In one of the most notable accusations, SBF was also hit with allegations of violating campaign finance laws and defrauding the United States. He was one of the largest donors in the most recent election cycle, dropping at least $40 million in Democrat coffers, which earned him the undying admiration and protection of Rep. Maxine Waters (D-CA) and others. The filing accuses him of using “deceitful means” to get around campaign finance law and that he “knowingly and willfully” made contributions to candidates using other people’s names. The Babylon Bee had thoughts on what he was doing:
DOJ Arrests Sam Bankman-Fried For Running Out Of Bribery Money https://t.co/4EumbX2bl9
— The Babylon Bee (@TheBabylonBee) December 13, 2022
Bankman-Fried faces a maximum 115-year sentence if convicted. The SEC also chimed in, alleging that the former wunderkind defrauded investors by illegally using their money to make extravagant real estate purchases.
CNBC describes what led to the downfall of FTX:
FTX’s collapse was precipitated when reporting by CoinDesk revealed a highly concentrated position in self-issued FTT coins, which Bankman-Fried’s crypto hedge fund Alameda Research used as collateral for billions in crypto loans. Binance, a rival exchange, announced it would sell its stake in FTT, spurring a massive withdrawal in funds. FTX froze assets and declared bankruptcy days later.

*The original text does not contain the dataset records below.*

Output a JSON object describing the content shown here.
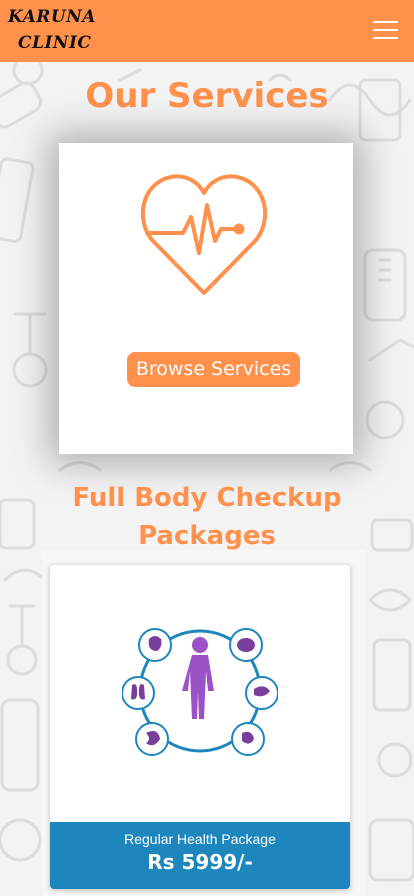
{
  "brand": {
    "line1": "KARUNA",
    "line2": "CLINIC"
  },
  "nav": {
    "menu_icon": "hamburger-menu-icon"
  },
  "services": {
    "title": "Our Services",
    "card_icon": "heart-pulse-icon",
    "button_label": "Browse Services"
  },
  "packages": {
    "title": "Full Body Checkup Packages",
    "items": [
      {
        "name": "Regular Health Package",
        "price": "Rs 5999/-",
        "icon": "human-body-organs-icon"
      }
    ]
  },
  "colors": {
    "accent": "#ff914d",
    "package_footer": "#1c86bd",
    "background": "#f3f3f3"
  }
}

In other words, it was all a high-tech Ponzi scheme. Interestingly, the curly-haired (former) crypto-king was arrested the day before he was supposed to appear before a congressional hearing. Many questioned the timing, noting that he’d been wandering around free for the last month since the scandal broke. Some wondered whether the entire story would just disappear—which many powerful people would certainly desire—and SBF along it with, à la Jeffrey Epstein:
How long before Sam Bankman-Fried is Epsteined to save his WEF friends?
I give it a month.
— Avi Yemini (@OzraeliAvi) December 13, 2022
We will keep you updated as this story evolves.